なにもせずとも汗ばむ陽気だ。釜屋のなかでは、早送り映像のように汗が噴き出してくる。……息ができない。私は慌てて外へ飛び出し、風にあたった。喉の渇いた犬のように息をする。恥ずかしながら、3分もたたないうちに音を上げてしまった。
浦さんは涼しい顔をして、薪を入れている。
外に出てきて、持っていたコーラを飲んでいる。待っている間、浜士になったいきさつを話してくれた。実は「もともとは運送業だった」という。
浦さんは、塩田村の隣にある仁江地区の生まれ。父親は、塩田村がまだ組合だった時代に、組合長を務めていた。小さい頃から、塩田は身近な存在だった。
高校を卒業し、埼玉で就職した。しかし、3年で引き上げ、珠洲市に戻った。そこからは父親のもとで働いていたが、リーマンショックで仕事がなくなり、運送業に転職した。
2012年のある日、配送中だった浦さんに、床屋を営む友人から一本の電話がかかってきた。そこは、先代の浜士が通っていた床屋だった。
「誰かいい人おらんか」
先代は後継者を探していた。薪などを運ぶため、運転もできる人材がよいとのことで、白羽の矢が立ったのが浦さんだった。
「おい、浜士やらんか」
その一言から、もう14年になる。
「見よう見まねでここまできたから。
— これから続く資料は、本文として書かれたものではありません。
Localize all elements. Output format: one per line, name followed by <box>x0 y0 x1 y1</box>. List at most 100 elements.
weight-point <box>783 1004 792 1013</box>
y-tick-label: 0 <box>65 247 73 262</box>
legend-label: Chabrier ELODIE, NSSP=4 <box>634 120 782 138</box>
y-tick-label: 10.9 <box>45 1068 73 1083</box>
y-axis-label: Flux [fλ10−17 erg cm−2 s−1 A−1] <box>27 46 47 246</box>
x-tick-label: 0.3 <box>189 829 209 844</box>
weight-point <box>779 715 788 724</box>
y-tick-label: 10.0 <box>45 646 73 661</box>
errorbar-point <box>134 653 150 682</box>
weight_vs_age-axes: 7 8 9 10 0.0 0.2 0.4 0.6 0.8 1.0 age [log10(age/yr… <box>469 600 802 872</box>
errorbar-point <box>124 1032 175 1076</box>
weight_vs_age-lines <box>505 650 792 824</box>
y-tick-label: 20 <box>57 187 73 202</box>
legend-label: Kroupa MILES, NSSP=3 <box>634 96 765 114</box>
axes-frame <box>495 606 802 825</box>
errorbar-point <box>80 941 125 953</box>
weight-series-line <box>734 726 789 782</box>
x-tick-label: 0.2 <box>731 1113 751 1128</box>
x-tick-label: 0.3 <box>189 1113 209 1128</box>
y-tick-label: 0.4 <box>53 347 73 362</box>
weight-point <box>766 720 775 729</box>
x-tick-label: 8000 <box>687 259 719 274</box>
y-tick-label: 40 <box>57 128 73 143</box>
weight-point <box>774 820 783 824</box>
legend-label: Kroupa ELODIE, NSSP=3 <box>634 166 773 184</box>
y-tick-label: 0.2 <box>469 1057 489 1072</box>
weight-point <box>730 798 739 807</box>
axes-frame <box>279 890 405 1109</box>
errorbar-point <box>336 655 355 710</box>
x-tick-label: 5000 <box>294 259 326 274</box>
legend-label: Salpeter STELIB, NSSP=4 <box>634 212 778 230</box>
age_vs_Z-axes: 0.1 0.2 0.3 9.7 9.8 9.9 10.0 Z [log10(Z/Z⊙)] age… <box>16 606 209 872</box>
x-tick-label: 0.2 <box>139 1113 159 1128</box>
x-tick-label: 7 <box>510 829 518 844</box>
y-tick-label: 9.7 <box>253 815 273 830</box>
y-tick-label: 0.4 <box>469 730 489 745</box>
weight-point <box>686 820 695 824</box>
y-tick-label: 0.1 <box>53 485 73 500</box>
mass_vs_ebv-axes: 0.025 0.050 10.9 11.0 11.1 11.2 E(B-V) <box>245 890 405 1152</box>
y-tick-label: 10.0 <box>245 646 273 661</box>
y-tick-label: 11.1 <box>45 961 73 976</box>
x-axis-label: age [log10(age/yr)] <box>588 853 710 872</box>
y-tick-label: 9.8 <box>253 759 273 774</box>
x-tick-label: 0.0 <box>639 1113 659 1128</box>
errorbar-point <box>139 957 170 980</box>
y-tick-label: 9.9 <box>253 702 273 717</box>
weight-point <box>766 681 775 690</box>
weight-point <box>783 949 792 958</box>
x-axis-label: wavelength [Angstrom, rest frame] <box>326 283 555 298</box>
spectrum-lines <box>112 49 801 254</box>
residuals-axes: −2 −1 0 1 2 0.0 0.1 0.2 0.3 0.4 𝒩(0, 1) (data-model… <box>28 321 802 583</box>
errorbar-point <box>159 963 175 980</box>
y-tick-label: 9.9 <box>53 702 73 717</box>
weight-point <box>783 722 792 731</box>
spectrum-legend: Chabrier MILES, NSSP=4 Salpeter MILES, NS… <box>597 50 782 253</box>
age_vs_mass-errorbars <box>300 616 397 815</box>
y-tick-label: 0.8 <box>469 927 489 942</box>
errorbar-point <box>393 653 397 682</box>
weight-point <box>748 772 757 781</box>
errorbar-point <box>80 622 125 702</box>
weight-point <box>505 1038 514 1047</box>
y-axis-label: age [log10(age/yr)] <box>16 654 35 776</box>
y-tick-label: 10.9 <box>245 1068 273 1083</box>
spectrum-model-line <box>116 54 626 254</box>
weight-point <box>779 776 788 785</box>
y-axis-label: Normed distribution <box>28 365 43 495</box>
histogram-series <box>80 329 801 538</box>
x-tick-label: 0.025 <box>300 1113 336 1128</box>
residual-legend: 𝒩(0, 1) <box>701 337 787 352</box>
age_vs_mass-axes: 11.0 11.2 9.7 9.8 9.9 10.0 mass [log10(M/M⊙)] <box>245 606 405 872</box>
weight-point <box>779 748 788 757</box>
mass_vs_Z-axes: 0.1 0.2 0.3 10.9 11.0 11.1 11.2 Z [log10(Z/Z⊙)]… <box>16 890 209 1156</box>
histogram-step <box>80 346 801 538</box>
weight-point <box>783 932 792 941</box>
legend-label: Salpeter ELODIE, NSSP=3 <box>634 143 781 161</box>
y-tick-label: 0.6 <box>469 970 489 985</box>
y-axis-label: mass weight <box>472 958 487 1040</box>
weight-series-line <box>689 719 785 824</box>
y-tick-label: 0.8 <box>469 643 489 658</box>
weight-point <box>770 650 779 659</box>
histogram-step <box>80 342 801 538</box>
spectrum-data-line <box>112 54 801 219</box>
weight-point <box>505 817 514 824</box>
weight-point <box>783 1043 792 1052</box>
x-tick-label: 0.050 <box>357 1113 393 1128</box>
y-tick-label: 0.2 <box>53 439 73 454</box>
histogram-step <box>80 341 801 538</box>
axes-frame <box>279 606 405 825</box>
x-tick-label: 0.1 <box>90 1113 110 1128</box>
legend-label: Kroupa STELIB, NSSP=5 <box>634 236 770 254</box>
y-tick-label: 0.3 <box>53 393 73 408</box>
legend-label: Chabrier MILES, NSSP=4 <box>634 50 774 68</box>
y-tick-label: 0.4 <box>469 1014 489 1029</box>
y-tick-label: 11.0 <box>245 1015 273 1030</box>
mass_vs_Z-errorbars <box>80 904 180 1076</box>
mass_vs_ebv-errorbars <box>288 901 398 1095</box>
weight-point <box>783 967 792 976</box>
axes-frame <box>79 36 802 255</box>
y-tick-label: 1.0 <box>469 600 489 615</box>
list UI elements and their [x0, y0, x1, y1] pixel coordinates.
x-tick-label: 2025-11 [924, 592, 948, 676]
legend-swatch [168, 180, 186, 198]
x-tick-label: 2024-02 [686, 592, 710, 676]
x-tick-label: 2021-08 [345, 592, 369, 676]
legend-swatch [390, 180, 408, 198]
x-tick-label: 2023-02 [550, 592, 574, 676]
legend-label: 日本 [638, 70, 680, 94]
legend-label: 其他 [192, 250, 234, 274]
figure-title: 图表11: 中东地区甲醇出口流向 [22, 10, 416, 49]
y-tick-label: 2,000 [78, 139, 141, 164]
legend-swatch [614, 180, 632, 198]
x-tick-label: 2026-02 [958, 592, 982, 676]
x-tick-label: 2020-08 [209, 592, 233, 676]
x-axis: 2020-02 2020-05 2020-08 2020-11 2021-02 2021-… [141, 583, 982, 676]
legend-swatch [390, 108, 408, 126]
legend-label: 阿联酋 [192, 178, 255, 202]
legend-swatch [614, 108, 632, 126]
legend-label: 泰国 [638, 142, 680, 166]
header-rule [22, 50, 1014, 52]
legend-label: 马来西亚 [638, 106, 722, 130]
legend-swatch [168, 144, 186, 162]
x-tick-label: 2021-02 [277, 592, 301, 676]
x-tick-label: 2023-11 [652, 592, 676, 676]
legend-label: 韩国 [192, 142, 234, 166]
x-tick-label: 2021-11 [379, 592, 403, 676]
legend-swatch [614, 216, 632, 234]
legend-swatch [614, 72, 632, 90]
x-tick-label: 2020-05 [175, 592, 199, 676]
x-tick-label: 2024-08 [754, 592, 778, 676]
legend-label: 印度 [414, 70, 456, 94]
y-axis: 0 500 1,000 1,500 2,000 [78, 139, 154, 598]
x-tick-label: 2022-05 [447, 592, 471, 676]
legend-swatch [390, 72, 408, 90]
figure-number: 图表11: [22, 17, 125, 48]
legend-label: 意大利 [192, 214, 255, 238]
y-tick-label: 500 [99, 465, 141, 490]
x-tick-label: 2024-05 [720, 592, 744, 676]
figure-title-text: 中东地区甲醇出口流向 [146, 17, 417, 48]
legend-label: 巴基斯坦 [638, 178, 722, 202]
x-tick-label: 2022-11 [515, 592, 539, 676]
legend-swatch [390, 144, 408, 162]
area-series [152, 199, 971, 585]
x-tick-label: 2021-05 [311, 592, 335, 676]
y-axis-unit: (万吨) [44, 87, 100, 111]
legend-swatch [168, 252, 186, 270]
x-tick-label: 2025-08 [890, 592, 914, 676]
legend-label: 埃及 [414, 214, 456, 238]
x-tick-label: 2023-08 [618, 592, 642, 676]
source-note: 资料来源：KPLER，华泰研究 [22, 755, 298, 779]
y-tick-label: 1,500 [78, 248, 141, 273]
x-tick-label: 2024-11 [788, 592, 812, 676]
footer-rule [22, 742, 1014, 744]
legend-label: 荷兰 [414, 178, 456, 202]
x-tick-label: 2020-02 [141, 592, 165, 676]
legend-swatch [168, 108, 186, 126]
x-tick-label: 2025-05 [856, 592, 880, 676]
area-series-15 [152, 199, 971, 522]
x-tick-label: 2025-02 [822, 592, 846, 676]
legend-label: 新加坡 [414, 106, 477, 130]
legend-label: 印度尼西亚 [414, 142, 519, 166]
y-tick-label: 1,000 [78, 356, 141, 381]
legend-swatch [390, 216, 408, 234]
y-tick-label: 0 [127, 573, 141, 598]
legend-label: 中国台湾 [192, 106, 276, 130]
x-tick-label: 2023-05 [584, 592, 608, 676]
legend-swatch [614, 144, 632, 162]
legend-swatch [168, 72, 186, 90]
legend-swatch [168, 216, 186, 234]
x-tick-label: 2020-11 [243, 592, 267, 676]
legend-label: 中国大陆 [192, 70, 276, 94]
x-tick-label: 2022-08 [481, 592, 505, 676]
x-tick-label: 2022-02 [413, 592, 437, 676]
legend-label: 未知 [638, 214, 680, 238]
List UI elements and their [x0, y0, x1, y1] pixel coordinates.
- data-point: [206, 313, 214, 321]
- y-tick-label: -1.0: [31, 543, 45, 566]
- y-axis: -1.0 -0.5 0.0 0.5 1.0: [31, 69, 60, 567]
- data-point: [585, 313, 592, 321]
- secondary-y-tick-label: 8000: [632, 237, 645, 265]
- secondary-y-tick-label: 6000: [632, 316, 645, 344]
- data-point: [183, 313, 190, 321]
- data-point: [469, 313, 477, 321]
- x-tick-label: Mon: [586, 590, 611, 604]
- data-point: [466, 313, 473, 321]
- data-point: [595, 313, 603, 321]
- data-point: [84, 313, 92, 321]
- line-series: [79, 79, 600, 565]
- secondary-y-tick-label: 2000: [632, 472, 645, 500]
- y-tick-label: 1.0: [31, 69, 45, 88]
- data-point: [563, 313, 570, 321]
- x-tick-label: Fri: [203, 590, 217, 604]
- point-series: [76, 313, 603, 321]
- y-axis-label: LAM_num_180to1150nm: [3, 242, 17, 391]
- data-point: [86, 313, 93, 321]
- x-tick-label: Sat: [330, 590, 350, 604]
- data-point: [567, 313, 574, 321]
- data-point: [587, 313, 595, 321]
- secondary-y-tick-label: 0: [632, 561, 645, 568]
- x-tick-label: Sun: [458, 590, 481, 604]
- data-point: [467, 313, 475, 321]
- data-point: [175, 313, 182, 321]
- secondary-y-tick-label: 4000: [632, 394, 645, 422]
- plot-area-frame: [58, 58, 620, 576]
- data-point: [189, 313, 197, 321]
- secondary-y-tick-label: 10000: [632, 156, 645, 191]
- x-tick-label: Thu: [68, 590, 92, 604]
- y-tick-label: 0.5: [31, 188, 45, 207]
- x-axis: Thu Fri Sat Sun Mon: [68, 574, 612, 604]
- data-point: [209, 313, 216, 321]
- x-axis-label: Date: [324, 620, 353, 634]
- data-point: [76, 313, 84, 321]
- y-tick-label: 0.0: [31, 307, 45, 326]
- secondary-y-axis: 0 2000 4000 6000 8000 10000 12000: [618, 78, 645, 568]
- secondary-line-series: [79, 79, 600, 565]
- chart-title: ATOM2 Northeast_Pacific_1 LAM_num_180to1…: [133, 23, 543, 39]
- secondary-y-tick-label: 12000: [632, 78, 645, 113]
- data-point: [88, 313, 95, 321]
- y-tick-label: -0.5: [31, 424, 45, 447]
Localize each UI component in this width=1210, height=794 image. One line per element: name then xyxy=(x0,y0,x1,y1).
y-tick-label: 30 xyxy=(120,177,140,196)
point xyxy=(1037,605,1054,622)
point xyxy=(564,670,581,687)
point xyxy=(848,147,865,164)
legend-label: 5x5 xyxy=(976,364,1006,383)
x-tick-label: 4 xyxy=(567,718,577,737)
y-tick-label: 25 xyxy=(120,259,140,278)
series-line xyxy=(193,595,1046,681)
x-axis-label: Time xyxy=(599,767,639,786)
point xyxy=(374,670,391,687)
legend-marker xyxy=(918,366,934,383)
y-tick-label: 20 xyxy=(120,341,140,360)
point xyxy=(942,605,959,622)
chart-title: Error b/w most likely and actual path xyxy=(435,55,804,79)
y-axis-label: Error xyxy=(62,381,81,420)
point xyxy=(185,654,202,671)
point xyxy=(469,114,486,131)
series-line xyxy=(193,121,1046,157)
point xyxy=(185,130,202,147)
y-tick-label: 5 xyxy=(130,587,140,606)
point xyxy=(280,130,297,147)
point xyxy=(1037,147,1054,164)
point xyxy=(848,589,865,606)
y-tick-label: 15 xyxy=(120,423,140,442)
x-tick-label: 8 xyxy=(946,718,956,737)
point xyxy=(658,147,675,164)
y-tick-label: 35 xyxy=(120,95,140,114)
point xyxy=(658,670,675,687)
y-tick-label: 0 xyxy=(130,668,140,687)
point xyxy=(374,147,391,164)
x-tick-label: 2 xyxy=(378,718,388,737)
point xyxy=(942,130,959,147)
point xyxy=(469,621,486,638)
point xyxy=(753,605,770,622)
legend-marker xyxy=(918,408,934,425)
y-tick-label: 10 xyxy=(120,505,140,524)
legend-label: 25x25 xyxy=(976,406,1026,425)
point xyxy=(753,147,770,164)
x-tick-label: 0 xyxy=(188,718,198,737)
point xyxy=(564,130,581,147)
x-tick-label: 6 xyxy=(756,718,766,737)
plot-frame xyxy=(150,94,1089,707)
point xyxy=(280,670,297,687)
『潮くみ3年、潮まき10年』と言われるなかでも、釜焚きはとりわけ難しいんじゃないかな。14年たっても、自分ではまだまだやと思うとるもんで。正解がわからんから。でも、食べた人から『おいしい』って言われると、やっとって良かったなあ、と思う」
辞めたくなったときはありますか、そう質問すると「毎回!」と浦さんは目尻にしわを寄せた。
「もう焚くたびに。失敗すれば、自分のせいやから。火加減で味は変わるって言われるし、その時々で気温も違えば、薪の状態で湧く時間も違う。釜焚きは最後の段階で、毎回毎回、真剣勝負。まずけりゃ誰も買ってくれんくなるし、会社がどうなるかもこれで決まるから」
浦さんは、じっと薪を見つめている。その表情は自信に満ちた職人そのものだ。けれど、その背中には、毎回の釜焚きにかかる重圧が乗っている。
浦さんがいま、ここに立っていることは、当たり前ではなかった。